Saya sempat menjumpai seorang guru sekolah rendah dan mengajaknya ke sana, tapi dia menolak dengan alasan tidak doyan cendol. Ketika seorang teman lainnya datang, saya mengajak ke tujuan yang sama. Ia setuju, tentu setelah menghabiskan satu gelas sanger espresso arabica di WD Coffee.
Setelah pelaksanaan shalat dhuhur, saya dan teman tersebut bergegas ke jalan Listrik, tiba di sana, kami segera memesan satu gelas cendol dan satu gelas es campur. Es campur adalah varian baru yang dijual untuk memenuhi selera zaman, dulu yang dijual hanya cendol.
Saya memperhatikan ke sekeliling, tempat ini memang sudah mengalami banyak perubahan. Dulu para pedagang cendol menggelar dagangan di bawah payung, kesan kumuh masih kentara kala itu. Sekarang, jejeran rak pedagang sudah ditata di bawah bangunan serupa tempat parkir yang dibuat dari seng dan bilahan kayu murahan.

Jumlah rak seluruhnya ada delapan, berdiri mengikuti panjangnya lapak, masih tetap di sudut yang belakangnya langsung disekat oleh pagar kantor PLN. Penabalan jalan Listrik juga ada hubungannya dengan keberadaan kantor tersebut. Sudah menjadi tabiat orang Bireuen tempo dulu, memberikan nama sebuah jalan sesuai dengan suatu tempat paling dominan. Maka, bila melihat nama jalan tempo dulu di kota ini namanya selalu seperti itu, seperti jalan Pengadilan Lama, jalan Pasar Ikan Lama, jalan Ramai, jalan Andalas, dll. Baru tahun-tahun kemudian nama jalan dibubuhi dengan nama tokoh besar lokal.
Tetap seperti dulu, jumlah penjual cendol masih empat orang dengan empat rak, selebihnya adalah rak penjual mie caluk dan pecal bumbu kacang.
Saya tentu tidak mengenali lagi rak yang menjadi langganan ibu saya ketika ia sering membawa saya serta ketika berjualan hasil kebun ke “pasar subuh” di Pasar Induk Bireuen, ketika saya masih SD kelas permulaan. Dulu setiap selesai berjualan dan kemudian berbelanja kebutuhan sapur untuk seminggu ke depan, kami selalu singgah di sana untuk meneguk segelas cendol, saya tidak begitu ingat kenapa dulu tidak boleh nambah bila sudah habis satu gelas. Apakah karena uang yang terbatas, ataukah karena kami harus buru-buru pulang karena ibu harus segera tiba di rumah sebelum pukul 02.00 WIB.
Ela (22) menyambut kedatangan kami dengan senyum ramah.

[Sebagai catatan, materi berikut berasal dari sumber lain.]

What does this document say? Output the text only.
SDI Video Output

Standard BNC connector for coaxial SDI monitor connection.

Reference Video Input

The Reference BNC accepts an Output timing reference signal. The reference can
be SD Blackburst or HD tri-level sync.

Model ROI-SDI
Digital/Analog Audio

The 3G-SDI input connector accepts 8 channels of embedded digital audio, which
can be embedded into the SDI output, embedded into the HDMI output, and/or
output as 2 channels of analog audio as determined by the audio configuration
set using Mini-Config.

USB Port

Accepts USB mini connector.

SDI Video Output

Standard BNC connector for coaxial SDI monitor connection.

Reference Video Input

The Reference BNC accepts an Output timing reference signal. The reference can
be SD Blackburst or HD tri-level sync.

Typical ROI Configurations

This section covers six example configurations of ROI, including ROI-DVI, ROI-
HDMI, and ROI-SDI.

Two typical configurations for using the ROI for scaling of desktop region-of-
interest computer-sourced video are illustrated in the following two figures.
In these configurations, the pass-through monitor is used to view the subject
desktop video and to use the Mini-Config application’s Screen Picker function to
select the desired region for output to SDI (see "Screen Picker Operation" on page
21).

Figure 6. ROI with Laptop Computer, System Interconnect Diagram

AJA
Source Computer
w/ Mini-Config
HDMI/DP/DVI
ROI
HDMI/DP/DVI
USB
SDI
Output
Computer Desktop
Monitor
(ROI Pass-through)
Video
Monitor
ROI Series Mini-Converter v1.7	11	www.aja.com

Dia mempersilakan kami duduk di kursi kayu yang memanjang tanpa sandaran. “satu cendol dan satu es campur, tambahkan tape ketan,” kata saya.

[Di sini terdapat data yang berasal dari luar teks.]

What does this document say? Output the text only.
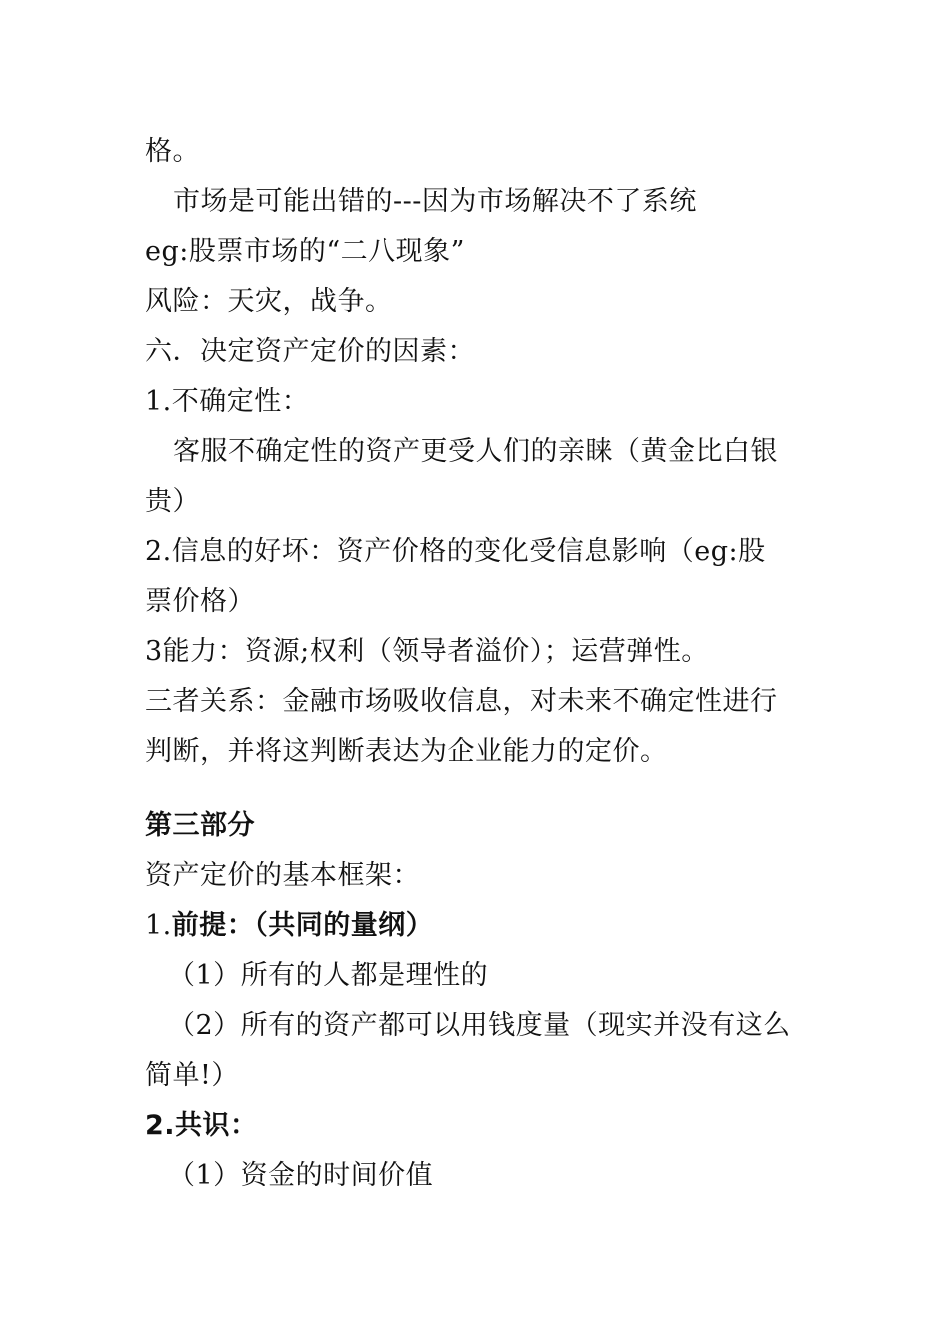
格。
市场是可能出错的---因为市场解决不了系统
eg:股票市场的“二八现象”
风险：天灾，战争。
六．决定资产定价的因素：
1.不确定性：
客服不确定性的资产更受人们的亲睐（黄金比白银
贵）
2.信息的好坏：资产价格的变化受信息影响（eg:股
票价格）
3能力：资源;权利（领导者溢价）；运营弹性。
三者关系：金融市场吸收信息，对未来不确定性进行
判断，并将这判断表达为企业能力的定价。
第三部分
资产定价的基本框架：
1.前提：（共同的量纲）
（1）所有的人都是理性的
（2）所有的资产都可以用钱度量（现实并没有这么
简单!）
2.共识：
（1）资金的时间价值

“Tapenya habis, Bang, baru saja habis, dua hari ini banyak pembeli dan semuanya minta ditambahi tape,” kata Ela,sembari terus mencampur cendol ke dalam gelas. Dua menit kemudian pesanan kami tiba di hadapan. Tidak menunggu lama, melalui sedotan plastik, cendol segera kami seruput dengan penuh sukacita.

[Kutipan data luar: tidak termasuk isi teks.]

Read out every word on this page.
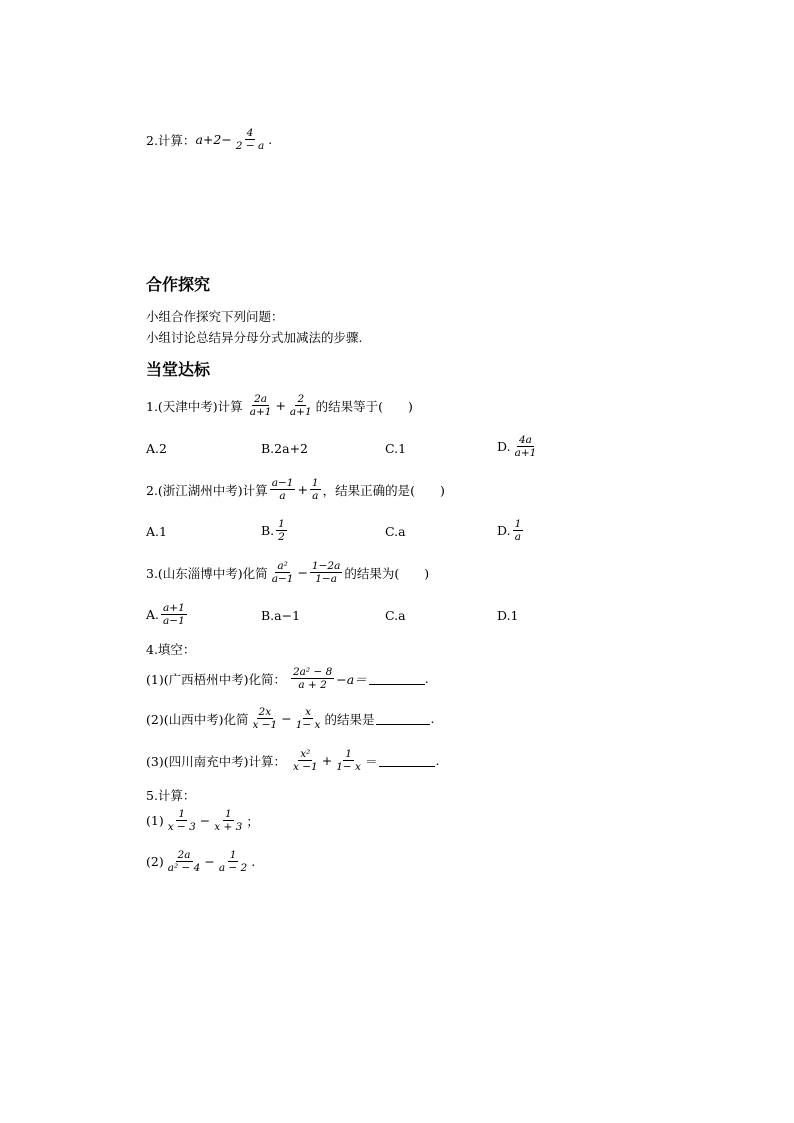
2.计算： $a+2- \frac{4}{2 - a}$ .
合作探究
小组合作探究下列问题：
小组讨论总结异分母分式加减法的步骤.
当堂达标
1.(天津中考)计算 $\frac{2a}{a+1} + \frac{2}{a+1}$ 的结果等于(　　)
A.2	B.2a+2	C.1	D. $\frac{4a}{a+1}$
2.(浙江湖州中考)计算 $\frac{a-1}{a} + \frac{1}{a}$ ，结果正确的是(　　)
A.1	B. $\frac{1}{2}$	C.a	D. $\frac{1}{a}$
3.(山东淄博中考)化简 $\frac{\text{a²}}{a-1} - \frac{1-2a}{1-a}$ 的结果为(　　)
A. $\frac{a+1}{a-1}$	B.a−1	C.a	D.1
4.填空：
(1)(广西梧州中考)化简： $\frac{\text{2a² − 8}}{a + 2} -a=$	.
(2)(山西中考)化简 $\frac{2x}{x -1} - \frac{x}{1- x}$ 的结果是	.
(3)(四川南充中考)计算： $\frac{\text{x²}}{x -1} + \frac{1}{1- x}$ ＝	.
5.计算：
$(1) \frac{1}{x - 3} - \frac{1}{x + 3}$ ；
$(2) \frac{2a}{\text{a² − 4}} - \frac{1}{a - 2}$ .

Harga satu gelas cendol dan es campur masing-masing lima ribu, sangat terjangkau bagi yang mampu dan masih saja lumayan mahal bagi kelas ekonomi sangat rendah.
Ela mewarisi usaha cendol itu dari ayahnya, yang juga diwarisi dari kakeknya. Warga Glumpang Payong, Kecamatan Jeumpa itu yang sudah memiliki dua orang anak, mengaku berjualan cendol bersama abang kandungnya. Tapi dialah yang paling sering standby di tempat itu.
Dengan senyum yang tidak pernah luput dari bibirnya, Ela melayani pembeli dengan telaten, wanita berkulit kuning langsat tersebut selalu memberikan jawaban kepada siapa saja yang bertanya.
“Abang ingin jualan cendol ya?” tanya dia kepada saya, ketika menyadari bahwa pertanyaan saya semakin detail. Saya tertawa dan menggeleng, dia terkikik kecil.
“Saya sudah minum cendol di sini sekitar tahun 1992 kalau tidak salah,” timpal saya.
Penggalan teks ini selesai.